My favorite part was walking the Ave Maria Path, which is a stone tunnel lit by prayer candles. This is where people pay homage to the Virgin Mary.
It had such a Gothic feel that made you feel as if you went back in time.
There is also a museum that you can visit but we were so short on time, we skipped it. There is a large souvenir shop on the ground level as well as a cafeteria and restrooms. If you continue up the road to the right, you will see local people selling their honey and cheeses.
If you cross the street toward the Mirador Restaurant, there are some nice view points and a neat statue called The Stairway to Heaven. A chain link fence had to be put around the monument because people were climbing and putting themselves in danger for a selfie.
We hopped back on the cable car and headed back to the train.

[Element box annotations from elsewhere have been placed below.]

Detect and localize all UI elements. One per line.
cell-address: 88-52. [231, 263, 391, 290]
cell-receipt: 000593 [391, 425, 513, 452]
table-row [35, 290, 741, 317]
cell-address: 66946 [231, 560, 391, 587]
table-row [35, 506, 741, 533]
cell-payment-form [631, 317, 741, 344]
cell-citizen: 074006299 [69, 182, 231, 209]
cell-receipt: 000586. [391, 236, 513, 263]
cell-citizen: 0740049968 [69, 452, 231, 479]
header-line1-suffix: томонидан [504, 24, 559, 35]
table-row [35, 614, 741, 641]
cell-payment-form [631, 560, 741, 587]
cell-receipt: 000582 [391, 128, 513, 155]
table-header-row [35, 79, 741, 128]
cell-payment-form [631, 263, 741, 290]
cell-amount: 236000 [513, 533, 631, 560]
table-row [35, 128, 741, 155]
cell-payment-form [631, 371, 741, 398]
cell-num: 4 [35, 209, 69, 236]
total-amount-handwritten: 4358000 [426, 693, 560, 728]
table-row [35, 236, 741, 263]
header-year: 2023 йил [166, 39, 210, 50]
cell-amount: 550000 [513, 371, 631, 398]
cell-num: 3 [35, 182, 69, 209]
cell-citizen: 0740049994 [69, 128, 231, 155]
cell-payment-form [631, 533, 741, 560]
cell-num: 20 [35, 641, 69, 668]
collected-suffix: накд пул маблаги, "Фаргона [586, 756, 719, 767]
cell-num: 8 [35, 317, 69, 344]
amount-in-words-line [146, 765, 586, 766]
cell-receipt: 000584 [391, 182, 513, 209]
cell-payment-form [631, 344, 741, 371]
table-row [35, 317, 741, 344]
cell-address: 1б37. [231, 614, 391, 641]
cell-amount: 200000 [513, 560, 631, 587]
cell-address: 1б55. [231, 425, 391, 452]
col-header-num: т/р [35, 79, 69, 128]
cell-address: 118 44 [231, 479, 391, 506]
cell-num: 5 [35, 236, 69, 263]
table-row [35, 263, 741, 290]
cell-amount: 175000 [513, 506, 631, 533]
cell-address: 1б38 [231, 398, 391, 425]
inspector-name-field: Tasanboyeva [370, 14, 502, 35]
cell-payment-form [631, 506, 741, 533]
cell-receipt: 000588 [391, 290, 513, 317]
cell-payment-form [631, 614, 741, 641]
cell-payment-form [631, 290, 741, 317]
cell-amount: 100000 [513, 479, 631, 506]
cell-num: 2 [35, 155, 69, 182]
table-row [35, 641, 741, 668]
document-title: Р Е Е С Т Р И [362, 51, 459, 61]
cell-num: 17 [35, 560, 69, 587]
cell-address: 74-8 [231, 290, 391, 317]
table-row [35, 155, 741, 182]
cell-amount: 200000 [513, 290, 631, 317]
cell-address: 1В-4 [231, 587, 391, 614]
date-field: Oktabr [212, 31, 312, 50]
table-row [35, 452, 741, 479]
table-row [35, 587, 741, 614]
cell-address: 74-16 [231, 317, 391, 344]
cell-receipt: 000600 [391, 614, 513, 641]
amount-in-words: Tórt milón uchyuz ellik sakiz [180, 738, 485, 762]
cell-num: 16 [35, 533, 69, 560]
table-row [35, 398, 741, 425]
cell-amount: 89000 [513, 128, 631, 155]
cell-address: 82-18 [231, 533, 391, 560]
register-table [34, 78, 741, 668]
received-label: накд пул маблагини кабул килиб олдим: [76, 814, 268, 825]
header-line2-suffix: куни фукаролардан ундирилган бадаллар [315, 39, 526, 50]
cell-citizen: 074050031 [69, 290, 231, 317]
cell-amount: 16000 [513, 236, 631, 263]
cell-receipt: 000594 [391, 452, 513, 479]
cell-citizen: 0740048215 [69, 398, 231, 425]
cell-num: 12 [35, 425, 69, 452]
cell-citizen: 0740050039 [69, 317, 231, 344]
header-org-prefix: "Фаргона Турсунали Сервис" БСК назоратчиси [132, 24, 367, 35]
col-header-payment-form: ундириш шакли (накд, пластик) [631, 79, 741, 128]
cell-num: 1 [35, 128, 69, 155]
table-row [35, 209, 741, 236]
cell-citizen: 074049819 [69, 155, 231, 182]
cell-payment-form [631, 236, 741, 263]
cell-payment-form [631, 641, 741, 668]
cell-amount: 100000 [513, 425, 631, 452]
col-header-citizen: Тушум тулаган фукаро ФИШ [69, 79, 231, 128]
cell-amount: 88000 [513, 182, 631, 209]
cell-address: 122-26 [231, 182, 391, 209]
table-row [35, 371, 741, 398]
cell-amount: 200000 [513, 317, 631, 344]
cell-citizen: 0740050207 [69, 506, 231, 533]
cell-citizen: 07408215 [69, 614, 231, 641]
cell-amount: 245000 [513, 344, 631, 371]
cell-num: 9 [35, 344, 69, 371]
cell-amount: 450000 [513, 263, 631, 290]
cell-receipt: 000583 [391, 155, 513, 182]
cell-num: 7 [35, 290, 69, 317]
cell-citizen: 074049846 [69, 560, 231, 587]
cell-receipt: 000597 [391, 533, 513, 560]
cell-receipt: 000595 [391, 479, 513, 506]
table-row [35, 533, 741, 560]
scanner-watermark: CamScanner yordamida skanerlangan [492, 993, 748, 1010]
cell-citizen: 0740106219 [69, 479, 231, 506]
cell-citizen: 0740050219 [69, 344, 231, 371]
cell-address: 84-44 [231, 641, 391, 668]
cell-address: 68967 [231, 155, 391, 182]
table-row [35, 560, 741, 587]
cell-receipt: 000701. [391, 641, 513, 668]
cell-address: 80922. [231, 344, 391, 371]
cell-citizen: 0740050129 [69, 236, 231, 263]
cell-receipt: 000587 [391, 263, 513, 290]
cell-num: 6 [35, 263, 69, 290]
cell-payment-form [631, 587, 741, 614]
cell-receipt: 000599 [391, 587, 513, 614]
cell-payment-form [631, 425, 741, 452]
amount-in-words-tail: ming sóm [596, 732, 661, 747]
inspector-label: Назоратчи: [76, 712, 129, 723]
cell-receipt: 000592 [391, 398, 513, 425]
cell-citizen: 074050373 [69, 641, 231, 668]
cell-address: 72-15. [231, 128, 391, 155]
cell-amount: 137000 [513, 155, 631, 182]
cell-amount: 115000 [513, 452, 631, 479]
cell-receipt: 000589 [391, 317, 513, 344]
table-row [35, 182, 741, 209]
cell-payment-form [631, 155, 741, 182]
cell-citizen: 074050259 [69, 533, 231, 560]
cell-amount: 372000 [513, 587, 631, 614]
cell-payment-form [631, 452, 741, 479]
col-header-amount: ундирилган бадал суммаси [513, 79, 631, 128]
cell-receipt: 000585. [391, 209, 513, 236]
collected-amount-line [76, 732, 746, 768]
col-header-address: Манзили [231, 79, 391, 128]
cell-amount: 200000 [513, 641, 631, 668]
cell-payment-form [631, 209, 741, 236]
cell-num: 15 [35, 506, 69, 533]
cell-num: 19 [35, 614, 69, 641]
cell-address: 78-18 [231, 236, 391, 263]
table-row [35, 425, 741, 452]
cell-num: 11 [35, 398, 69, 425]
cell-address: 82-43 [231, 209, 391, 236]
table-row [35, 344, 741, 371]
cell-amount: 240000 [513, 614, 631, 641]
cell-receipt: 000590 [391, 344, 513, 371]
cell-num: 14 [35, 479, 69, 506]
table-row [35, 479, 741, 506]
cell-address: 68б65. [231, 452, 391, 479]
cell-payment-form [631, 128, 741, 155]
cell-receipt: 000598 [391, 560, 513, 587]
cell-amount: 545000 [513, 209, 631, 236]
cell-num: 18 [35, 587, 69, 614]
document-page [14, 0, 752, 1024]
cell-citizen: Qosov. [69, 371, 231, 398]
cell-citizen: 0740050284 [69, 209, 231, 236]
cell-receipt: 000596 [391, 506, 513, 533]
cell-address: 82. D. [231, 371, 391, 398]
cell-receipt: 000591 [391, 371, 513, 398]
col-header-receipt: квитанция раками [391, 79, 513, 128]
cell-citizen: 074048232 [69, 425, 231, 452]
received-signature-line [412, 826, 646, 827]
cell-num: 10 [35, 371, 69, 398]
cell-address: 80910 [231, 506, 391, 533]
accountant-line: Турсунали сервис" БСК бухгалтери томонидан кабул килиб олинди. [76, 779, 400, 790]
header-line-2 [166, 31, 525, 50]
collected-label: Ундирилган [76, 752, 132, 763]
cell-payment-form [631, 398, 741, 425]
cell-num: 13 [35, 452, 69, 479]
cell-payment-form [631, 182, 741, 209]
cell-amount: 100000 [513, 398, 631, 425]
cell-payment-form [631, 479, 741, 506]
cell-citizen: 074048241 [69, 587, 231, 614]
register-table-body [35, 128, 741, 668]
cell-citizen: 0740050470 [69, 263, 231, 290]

The last trip off the mountain was at 5:45 and we didn’t want to be spooning with the monks that night. The train back to the city only comes once every hour.
It was a bit arduous navigating the train system but I wouldn’t have done it any other way. It was an adventure and we experienced life outside of the city. As with most places we explored in Barcelona, the people are so kind and helpful. As soon as we looked confused (which was always), people would approach us to offer assistance or point us in the right direction.
The trip home took us almost two hours. I assume it would be much less if the train track was not being repaired. It is only 30 miles outside of the city and should take an hour to an hour and a half. Either way, I would dedicate a day to this and not expect to fit anything else in because you don’t want to be rushed.
If you have the time, consider adding a trip down a funicular to visit the Santa Cova Chapel. The whole trip takes an hour and I wish we had made time for this. The views are suppose to be incredible.
If time allows, you may also opt to take the Funicular de Sant Joan. From this observation point, you can take a 1.5 hour hike out to Sant Jeroni, which is the highest peak of Montserrat.